Whether you’re doing NaNoWriMo (writing a 50,000 word novel during the month of November) or working on a longer-term project, the hardest part of writing a novel is, of course, finishing it.

I did some research to find advice on how to break through that barrier and actually finish your novel. I found several themes, relating to the different reasons why someone might find it difficult to finish writing their novel.

Many articles had tips on time management and how to fit in the time to write your novel when you have a day job and/ or other responsibilities. Others had tips on how to be motivated to write your novel, how to deal with publishers, and other advice.

But what I really wanted to know was how to actually write the end of your novel.

Several articles I found said to start your novel already knowing how you want it to end, but to be flexible because often as you write and develop the story, the ending will change at least a little bit, and sometimes drastically. But having an idea of the ending from the beginning will give your story direction and keep you from floundering.

Many articles said to write a story outline. You won’t know every single step of the story at the start, but having a framework of what you want the story to be and where you want it to go will help you get through to the end.

My favorite article I found was Gizmodo’s Strategies to Make Sure You Actually Finish That Novel (warning: contains a few not-safe-for-work words). This article gives you 12 very practical strategies on how to write the ending of your novel, how to motivate yourself to get it done, and how to break through if you are stuck. Examples are forbidding yourself to write the end (reverse-psychology should bring out your inner rebel and make you want to finish it) or writing the story from the point of view of your villain or some other character who would have a different take on the story than the protagonist. The article has lots of great ideas that come from a different direction than the usual advice and is well worth the read.

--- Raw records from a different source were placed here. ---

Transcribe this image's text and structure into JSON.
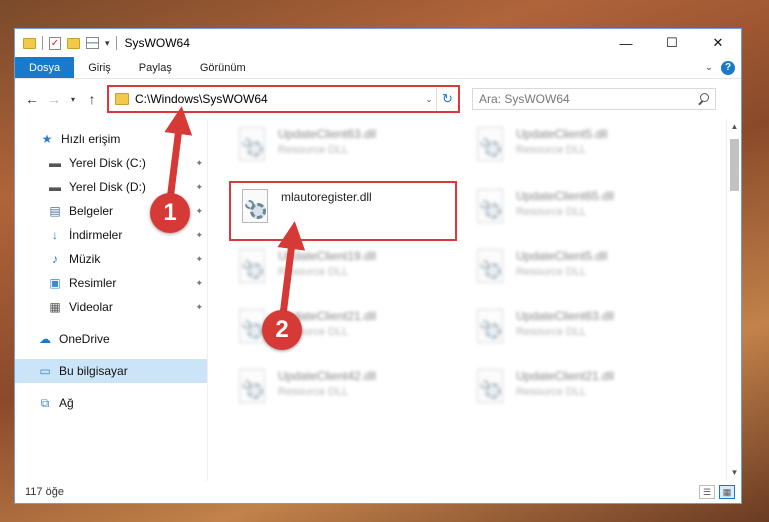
{
  "window": {
    "title": "SysWOW64",
    "controls": {
      "minimize": "—",
      "maximize": "☐",
      "close": "✕"
    }
  },
  "ribbon": {
    "tabs": [
      "Dosya",
      "Giriş",
      "Paylaş",
      "Görünüm"
    ],
    "active_tab": "Dosya",
    "expand_icon": "chevron-down-icon",
    "help": "?"
  },
  "nav": {
    "back": "←",
    "forward": "→",
    "recent": "▾",
    "up": "↑"
  },
  "address": {
    "path": "C:\\Windows\\SysWOW64",
    "dropdown": "⌄",
    "refresh": "↻"
  },
  "search": {
    "placeholder": "Ara: SysWOW64"
  },
  "sidebar": {
    "items": [
      {
        "label": "Hızlı erişim",
        "icon": "star-icon",
        "glyph": "★",
        "color": "#2a7ad5"
      },
      {
        "label": "Yerel Disk (C:)",
        "icon": "drive-icon",
        "glyph": "▬",
        "color": "#555",
        "pinned": true
      },
      {
        "label": "Yerel Disk (D:)",
        "icon": "drive-icon",
        "glyph": "▬",
        "color": "#555",
        "pinned": true
      },
      {
        "label": "Belgeler",
        "icon": "documents-icon",
        "glyph": "▤",
        "color": "#4a6f9a",
        "pinned": true
      },
      {
        "label": "İndirmeler",
        "icon": "downloads-icon",
        "glyph": "↓",
        "color": "#1979ca",
        "pinned": true
      },
      {
        "label": "Müzik",
        "icon": "music-icon",
        "glyph": "♪",
        "color": "#1979ca",
        "pinned": true
      },
      {
        "label": "Resimler",
        "icon": "pictures-icon",
        "glyph": "▣",
        "color": "#3a8ad0",
        "pinned": true
      },
      {
        "label": "Videolar",
        "icon": "videos-icon",
        "glyph": "▦",
        "color": "#555",
        "pinned": true
      },
      {
        "label": "OneDrive",
        "icon": "onedrive-icon",
        "glyph": "☁",
        "color": "#1979ca"
      },
      {
        "label": "Bu bilgisayar",
        "icon": "computer-icon",
        "glyph": "▭",
        "color": "#3a8ad0",
        "selected": true
      },
      {
        "label": "Ağ",
        "icon": "network-icon",
        "glyph": "⧉",
        "color": "#3a8ad0"
      }
    ],
    "pin_glyph": "📌"
  },
  "files": [
    {
      "name": "UpdateClient63.dll",
      "type": "Resource DLL"
    },
    {
      "name": "UpdateClient5.dll",
      "type": "Resource DLL"
    },
    {
      "name": "mlautoregister.dll",
      "type": ""
    },
    {
      "name": "UpdateClient65.dll",
      "type": "Resource DLL"
    },
    {
      "name": "UpdateClient19.dll",
      "type": "Resource DLL"
    },
    {
      "name": "UpdateClient5.dll",
      "type": "Resource DLL"
    },
    {
      "name": "UpdateClient21.dll",
      "type": "Resource DLL"
    },
    {
      "name": "UpdateClient63.dll",
      "type": "Resource DLL"
    },
    {
      "name": "UpdateClient42.dll",
      "type": "Resource DLL"
    },
    {
      "name": "UpdateClient21.dll",
      "type": "Resource DLL"
    }
  ],
  "status": {
    "count": "117 öğe"
  },
  "annotations": {
    "marker1": "1",
    "marker2": "2",
    "color": "#d63a37"
  }
}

The Writing Cooperative’s article How to Finish Writing Your Novel in 90 Days or Less is filled with excellent advice for anyone writing a novel, whether you want to do it in 90 or 30 or 365 days. This article gives you a step by step plan for how to prepare for writing, outlining your story, setting goals, maintaining motivation, creating a story and memorable characters, and planning the ending of your story. It has a 90 day timeline that you can adjust to fit the length of time you have to write your novel.

Helping Writers Become Authors has an article called 6 Tips to Help You Finish Your Book. It’s actually 6 common obstacles to finishing your novel, with practical advice on how to overcome them. Some are the usual: discouragement, distraction. But then they get into the real nitty-gritty: what do you do when your story itself is fundamentally flawed (with tips on how to fix it)? How do you tell the difference between writer’s block (with tips to push through) vs when you’re beating a dead horse (and it’s time to give up and move on)? This article will help you identify these roadblocks. Once you have figured out the problem, it gives you a three-step process for finding the solution.